Culture | A night with old friends

MainLine Theatre’s storytelling series connects audience and performers

Theatre performances often rely on the ‘fourth wall’ – the idea that there is a wall between the actors and the audience, allowing the audience to immerse itself in the play while remaining distant. Once a month, the MainLine Theatre tears down this fourth wall with its storytelling series, Confabulation, to create a direct and personal connection with the audience. The monthly storytelling series allows Torontonians and Montrealers to come together and share real-life experiences. Characterized by the connection, intimacy, and sincerity of a storytelling format, the series stands apart from the regular season shows at the MainLine. All are welcome to perform at these events, with the goal of giving everyday people a stage on which to share their experiences.

September’s edition of Confabulation, titled “On the Road: Stories of transition, travel, and crossing lines,” saw the theatre filled with spectators eager to feel that direct connection. The audience consisted of a younger crowd, generally in their twenties and thirties, who shared in the sense of humour of the performers and contributed to an attentive and engaged atmosphere. Not a soul was bored; each spectator was fully engrossed in the drama, suspense, and emotion of the stories.

The evening’s seven storytellers touched upon the themes of travel, transition, and growth, using comedy to tell what may have otherwise been upsetting stories. Clara Bee Lavery talked about getting through a particularly difficult period in her life this past year – touching on divorce, heartbreak, miscarriage, and death in the family – but focused on the heartwarming detail that friends and family used cacti as gifts to cheer her up. She engaged the crowd with jokes about her personal peculiarities, such as her search for symbolism in her life, her love of Beyoncé, and her belief that she would die on the rollercoaster of an amusement park. Even through the rough parts, Lavery kept the crowd laughing.

David Sklar’s stories of teaching in Tel Aviv and nearly getting arrested, while a world away from Lavery’s content, kept with a similar tone. He spoke of teaching Shakespeare in Jerusalem, lamented his ability to deliberately cry from only one eye, and consoled himself with the fact that his mother (who had never heard this tale) hadn’t come to the show that night. The star of the evening, Natalie Zina Walschots, told an extraordinary story about a creative fifth grade experiment. At a Catholic school, Walschots would write letters in red ink, pretending to be a demon, and stuff them in a tree in the courtyard. Walschots’ letters almost led to an exorcism being carried out on that tree, and on herself when it was discovered that she had written the letters.

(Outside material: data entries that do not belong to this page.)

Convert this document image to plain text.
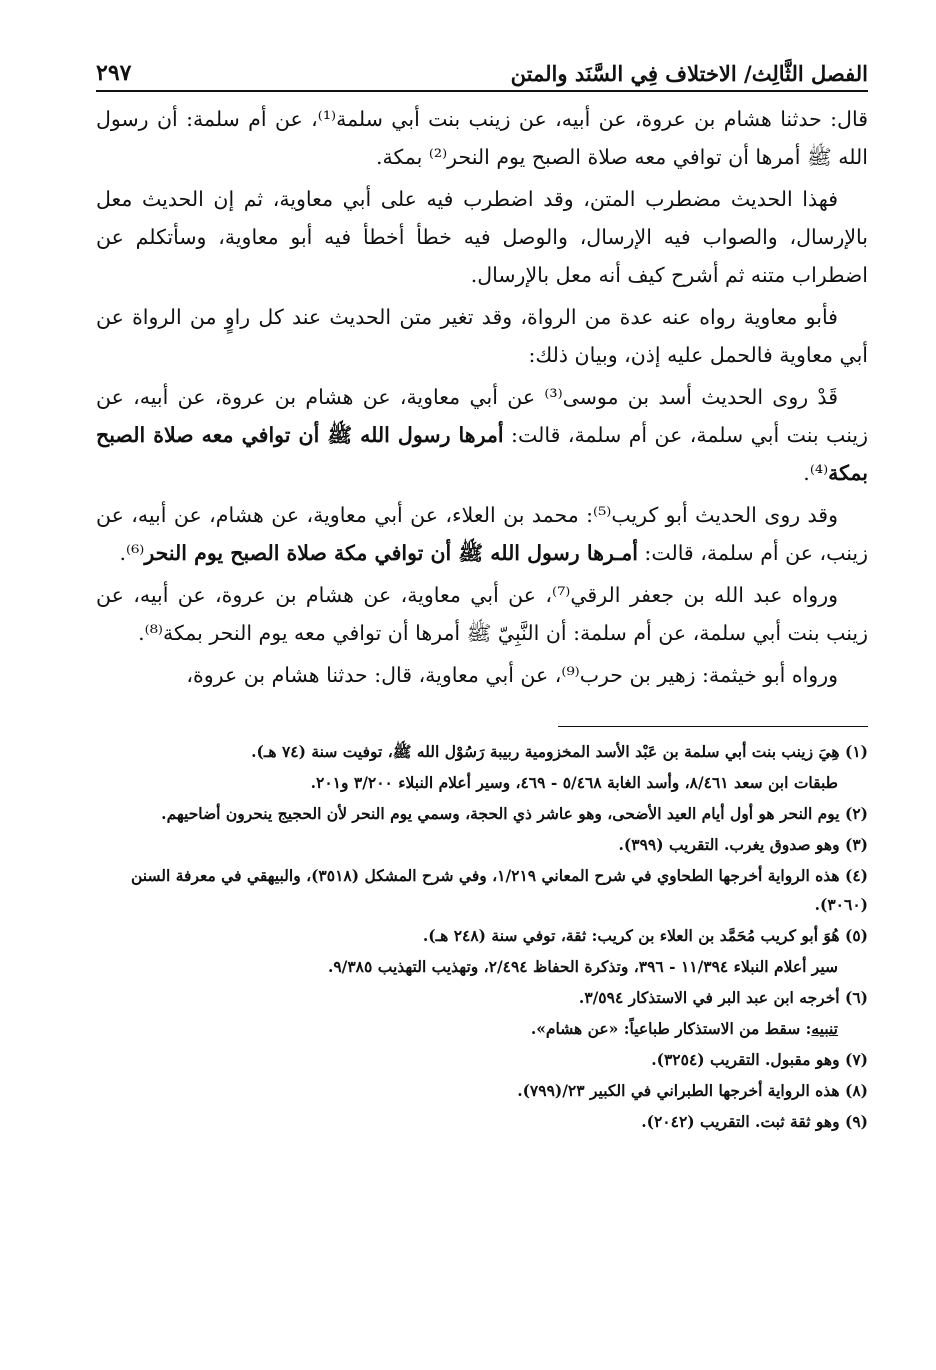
الفصل الثَّالِث/ الاختلاف فِي السَّنَد والمتن
٢٩٧

قال: حدثنا هشام بن عروة، عن أبيه، عن زينب بنت أبي سلمة⁽¹⁾، عن أم سلمة: أن رسول الله ﷺ أمرها أن توافي معه صلاة الصبح يوم النحر⁽²⁾ بمكة.

فهذا الحديث مضطرب المتن، وقد اضطرب فيه على أبي معاوية، ثم إن الحديث معل بالإرسال، والصواب فيه الإرسال، والوصل فيه خطأ أخطأ فيه أبو معاوية، وسأتكلم عن اضطراب متنه ثم أشرح كيف أنه معل بالإرسال.

فأبو معاوية رواه عنه عدة من الرواة، وقد تغير متن الحديث عند كل راوٍ من الرواة عن أبي معاوية فالحمل عليه إذن، وبيان ذلك:

قَدْ روى الحديث أسد بن موسى⁽³⁾ عن أبي معاوية، عن هشام بن عروة، عن أبيه، عن زينب بنت أبي سلمة، عن أم سلمة، قالت: أمرها رسول الله ﷺ أن توافي معه صلاة الصبح بمكة⁽⁴⁾.

وقد روى الحديث أبو كريب⁽⁵⁾: محمد بن العلاء، عن أبي معاوية، عن هشام، عن أبيه، عن زينب، عن أم سلمة، قالت: أمـرها رسول الله ﷺ أن توافي مكة صلاة الصبح يوم النحر⁽⁶⁾.

ورواه عبد الله بن جعفر الرقي⁽⁷⁾، عن أبي معاوية، عن هشام بن عروة، عن أبيه، عن زينب بنت أبي سلمة، عن أم سلمة: أن النَّبِيّ ﷺ أمرها أن توافي معه يوم النحر بمكة⁽⁸⁾.

ورواه أبو خيثمة: زهير بن حرب⁽⁹⁾، عن أبي معاوية، قال: حدثنا هشام بن عروة،

(١) هِيَ زينب بنت أبي سلمة بن عَبْد الأسد المخزومية ربيبة رَسُوْل الله ﷺ، توفيت سنة (٧٤ هـ).

طبقات ابن سعد ٨/٤٦١، وأسد الغابة ٥/٤٦٨ - ٤٦٩، وسير أعلام النبلاء ٣/٢٠٠ و٢٠١.

(٢) يوم النحر هو أول أيام العيد الأضحى، وهو عاشر ذي الحجة، وسمي يوم النحر لأن الحجيج ينحرون أضاحيهم.

(٣) وهو صدوق يغرب. التقريب (٣٩٩).

(٤) هذه الرواية أخرجها الطحاوي في شرح المعاني ١/٢١٩، وفي شرح المشكل (٣٥١٨)، والبيهقي في معرفة السنن (٣٠٦٠).

(٥) هُوَ أبو كريب مُحَمَّد بن العلاء بن كريب: ثقة، توفي سنة (٢٤٨ هـ).

سير أعلام النبلاء ١١/٣٩٤ - ٣٩٦، وتذكرة الحفاظ ٢/٤٩٤، وتهذيب التهذيب ٩/٣٨٥.

(٦) أخرجه ابن عبد البر في الاستذكار ٣/٥٩٤.

تنبيه: سقط من الاستذكار طباعياً: «عن هشام».

(٧) وهو مقبول. التقريب (٣٢٥٤).

(٨) هذه الرواية أخرجها الطبراني في الكبير ٢٣/(٧٩٩).

(٩) وهو ثقة ثبت. التقريب (٢٠٤٢).
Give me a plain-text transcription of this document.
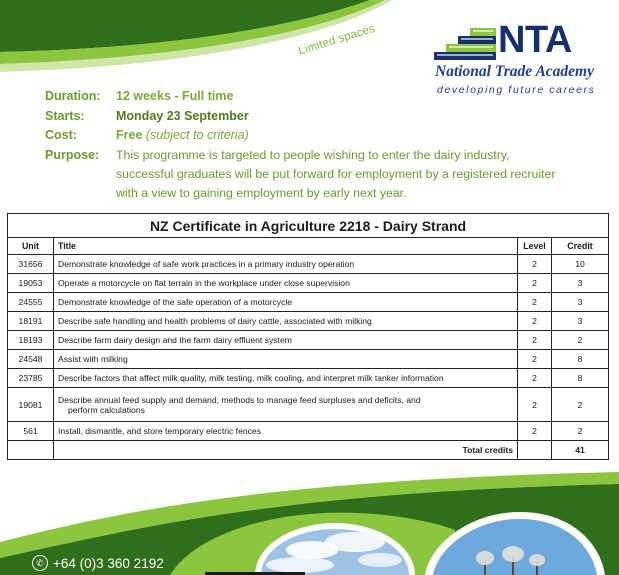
Limited spaces	NTA
National Trade Academy
developing future careers
Duration: 12 weeks - Full time
Starts:	Monday 23 September
Cost:	Free (subject to criteria)
Purpose: This programme is targeted to people wishing to enter the dairy industry,
successful graduates will be put forward for employment by a registered recruiter
with a view to gaining employment by early next year.
NZ Certificate in Agriculture 2218 - Dairy Strand			
Unit	Title	Level	Credit
31656	Demonstrate knowledge of safe work practices in a primary industry operation	2	10
19053	Operate a motorcycle on flat terrain in the workplace under close supervision	2	3
24555	Demonstrate knowledge of the safe operation of a motorcycle	2	3
18191	Describe safe handling and health problems of dairy cattle, associated with milking	2	3
18193	Describe farm dairy design and the farm dairy effluent system	2	2
24548	Assist with milking	2	8
23785	Describe factors that affect milk quality, milk testing, milk cooling, and interpret milk tanker information	2	8
19081	Describe annual feed supply and demand, methods to manage feed surpluses and deficits, and
perform calculations	2	2
561	Install, dismantle, and store temporary electric fences	2	2
	Total credits		41
✆ +64 (0)3 360 2192
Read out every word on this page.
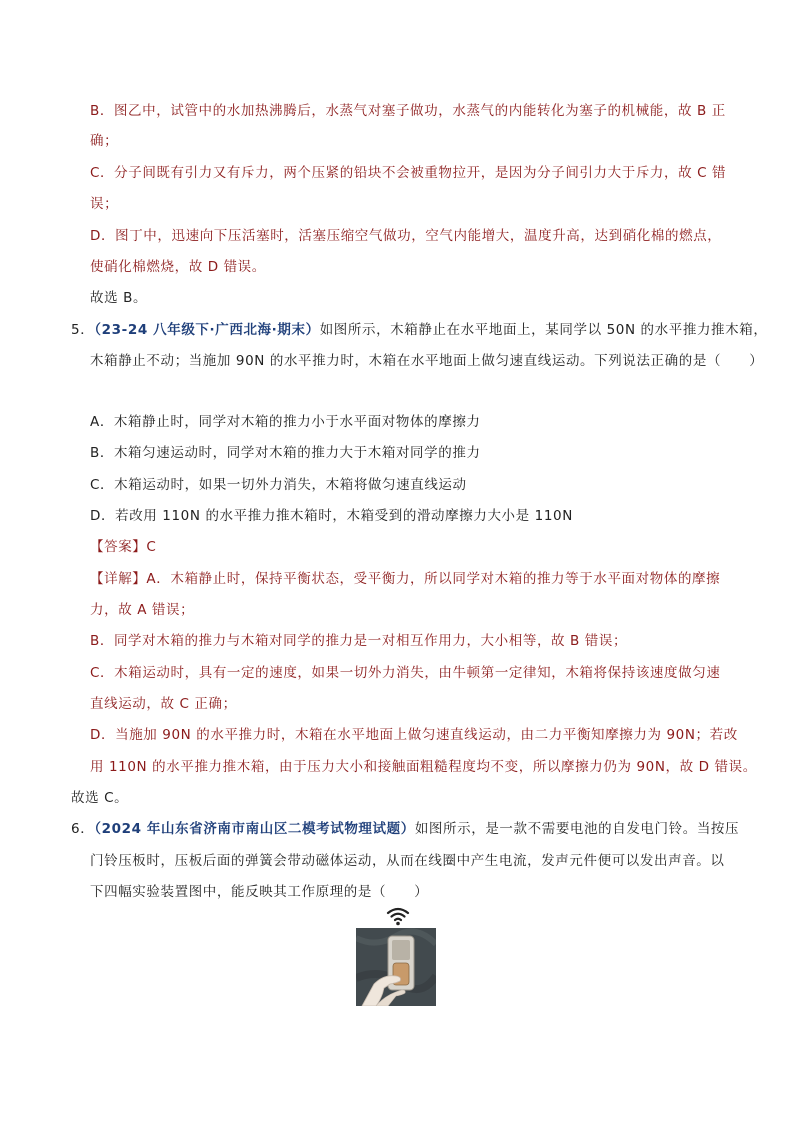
B．图乙中，试管中的水加热沸腾后，水蒸气对塞子做功，水蒸气的内能转化为塞子的机械能，故 B 正
确；
C．分子间既有引力又有斥力，两个压紧的铅块不会被重物拉开，是因为分子间引力大于斥力，故 C 错
误；
D．图丁中，迅速向下压活塞时，活塞压缩空气做功，空气内能增大，温度升高，达到硝化棉的燃点，
使硝化棉燃烧，故 D 错误。
故选 B。
5．（23-24 八年级下·广西北海·期末）如图所示，木箱静止在水平地面上，某同学以 50N 的水平推力推木箱，
木箱静止不动；当施加 90N 的水平推力时，木箱在水平地面上做匀速直线运动。下列说法正确的是（　　）
A．木箱静止时，同学对木箱的推力小于水平面对物体的摩擦力
B．木箱匀速运动时，同学对木箱的推力大于木箱对同学的推力
C．木箱运动时，如果一切外力消失，木箱将做匀速直线运动
D．若改用 110N 的水平推力推木箱时，木箱受到的滑动摩擦力大小是 110N
【答案】C
【详解】A．木箱静止时，保持平衡状态，受平衡力，所以同学对木箱的推力等于水平面对物体的摩擦
力，故 A 错误；
B．同学对木箱的推力与木箱对同学的推力是一对相互作用力，大小相等，故 B 错误；
C．木箱运动时，具有一定的速度，如果一切外力消失，由牛顿第一定律知，木箱将保持该速度做匀速
直线运动，故 C 正确；
D．当施加 90N 的水平推力时，木箱在水平地面上做匀速直线运动，由二力平衡知摩擦力为 90N；若改
用 110N 的水平推力推木箱，由于压力大小和接触面粗糙程度均不变，所以摩擦力仍为 90N，故 D 错误。
故选 C。
6．（2024 年山东省济南市南山区二模考试物理试题）如图所示，是一款不需要电池的自发电门铃。当按压
门铃压板时，压板后面的弹簧会带动磁体运动，从而在线圈中产生电流，发声元件便可以发出声音。以
下四幅实验装置图中，能反映其工作原理的是（　　）
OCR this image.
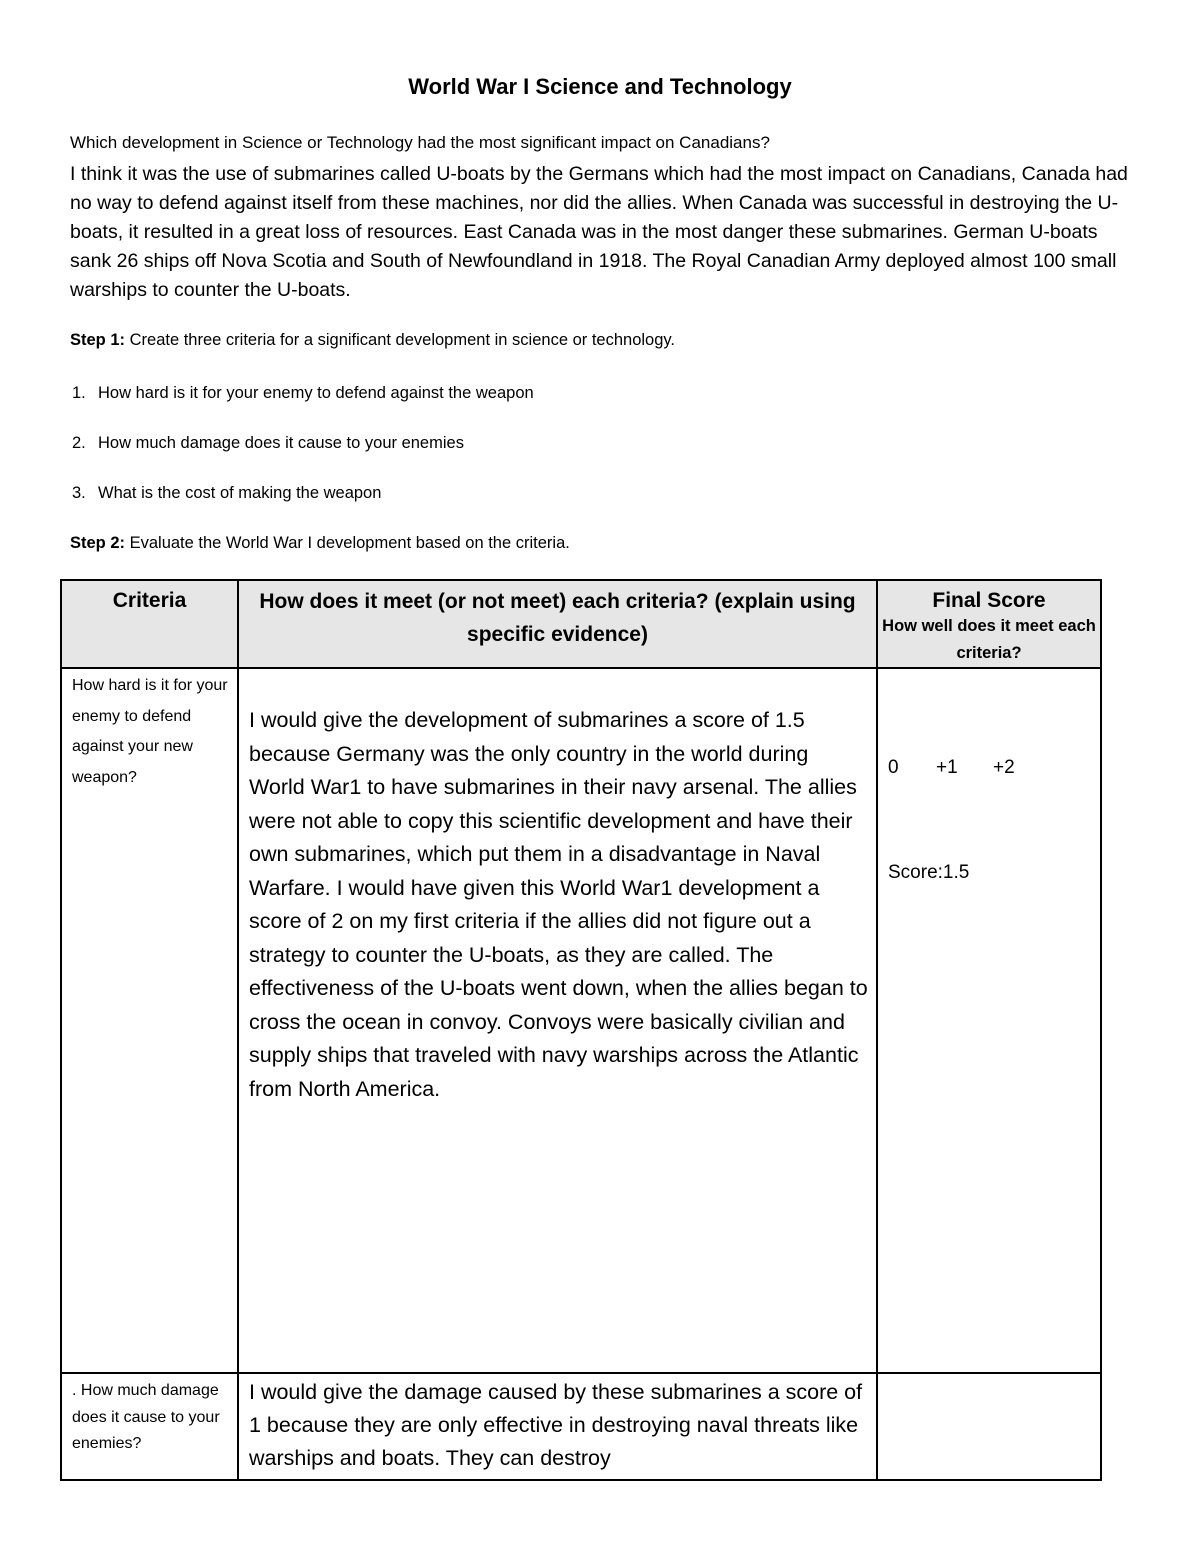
World War I Science and Technology
Which development in Science or Technology had the most significant impact on Canadians?
I think it was the use of submarines called U-boats by the Germans which had the most impact on Canadians, Canada had no way to defend against itself from these machines, nor did the allies. When Canada was successful in destroying the U-boats, it resulted in a great loss of resources. East Canada was in the most danger these submarines. German U-boats sank 26 ships off Nova Scotia and South of Newfoundland in 1918. The Royal Canadian Army deployed almost 100 small warships to counter the U-boats.
Step 1: Create three criteria for a significant development in science or technology.
1. How hard is it for your enemy to defend against the weapon
2. How much damage does it cause to your enemies
3. What is the cost of making the weapon
Step 2: Evaluate the World War I development based on the criteria.
Criteria	How does it meet (or not meet) each criteria? (explain using specific evidence)	Final Score
How well does it meet each criteria?

How hard is it for your enemy to defend against your new weapon?	I would give the development of submarines a score of 1.5 because Germany was the only country in the world during World War1 to have submarines in their navy arsenal. The allies were not able to copy this scientific development and have their own submarines, which put them in a disadvantage in Naval Warfare. I would have given this World War1 development a score of 2 on my first criteria if the allies did not figure out a strategy to counter the U-boats, as they are called. The effectiveness of the U-boats went down, when the allies began to cross the ocean in convoy. Convoys were basically civilian and supply ships that traveled with navy warships across the Atlantic from North America.	0 +1 +2 Score:1.5
. How much damage does it cause to your enemies?	I would give the damage caused by these submarines a score of 1 because they are only effective in destroying naval threats like warships and boats. They can destroy	
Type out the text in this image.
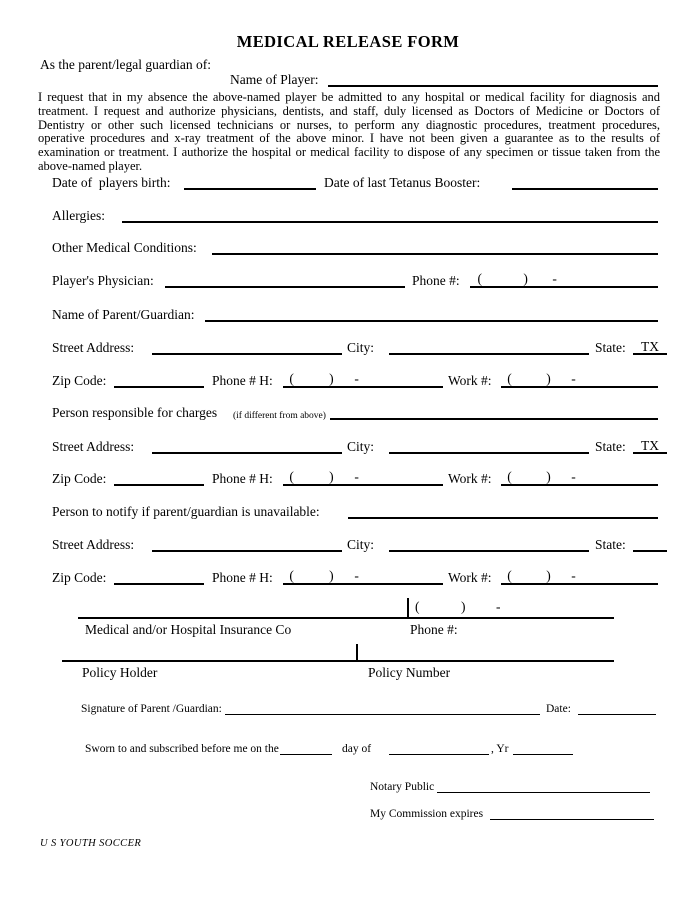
MEDICAL RELEASE FORM
As the parent/legal guardian of:
Name of Player:
I request that in my absence the above-named player be admitted to any hospital or medical facility for diagnosis and treatment. I request and authorize physicians, dentists, and staff, duly licensed as Doctors of Medicine or Doctors of Dentistry or other such licensed technicians or nurses, to perform any diagnostic procedures, treatment procedures, operative procedures and x-ray treatment of the above minor. I have not been given a guarantee as to the results of examination or treatment. I authorize the hospital or medical facility to dispose of any specimen or tissue taken from the above-named player.
Date of  players birth:	Date of last Tetanus Booster:
Allergies:
Other Medical Conditions:
Player's Physician:	Phone #: (	) -
Name of Parent/Guardian:
Street Address:	City:	State:	TX
Zip Code:	Phone # H: (	) -	Work #: (	) -
Person responsible for charges (if different from above)
Street Address:	City:	State:	TX
Zip Code:	Phone # H: (	) -	Work #: (	) -
Person to notify if parent/guardian is unavailable:
Street Address:	City:	State:
Zip Code:	Phone # H: (	) -	Work #: (	) -
(	) -
Medical and/or Hospital Insurance Co	Phone #:
Policy Holder	Policy Number
Signature of Parent /Guardian:	Date:
Sworn to and subscribed before me on the	day of	, Yr
Notary Public
My Commission expires
U S YOUTH SOCCER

Other storytellers recounted journeys to self-assertion, the pursuit of unrequited love, first kisses, and leaving university for a man met in a chatroom. In each story, no matter how light the tone, performers exposed their vulnerability, sharing the risks they took for love and careers. However, while self-deprecation can be an effective device, it was used too much and occasionally led to pity rather than laughter.

While the subject matter of each story was different, the stories altogether painted a diverse and touching perspective on transitions, as the performers recounted pivotal transitory moments in their lives. The speakers had strong stage presence and delivered their tales in a way that absorbed each and every attendee. In fact, the performers fed off the energy and enthusiasm of the audience, who in turn benefited from the intimacy, creativity, and wit of the performers. The audience was not immersed in a fictional universe ­– the performances were personal and real, allowing for an evening that felt less like a night at the theatre, and more like catching up with long-lost friends.


The next productions of Confabulation will touch upon “Bad Medicine”, “Good Date/Bad Date”, and “The Shortest Story.”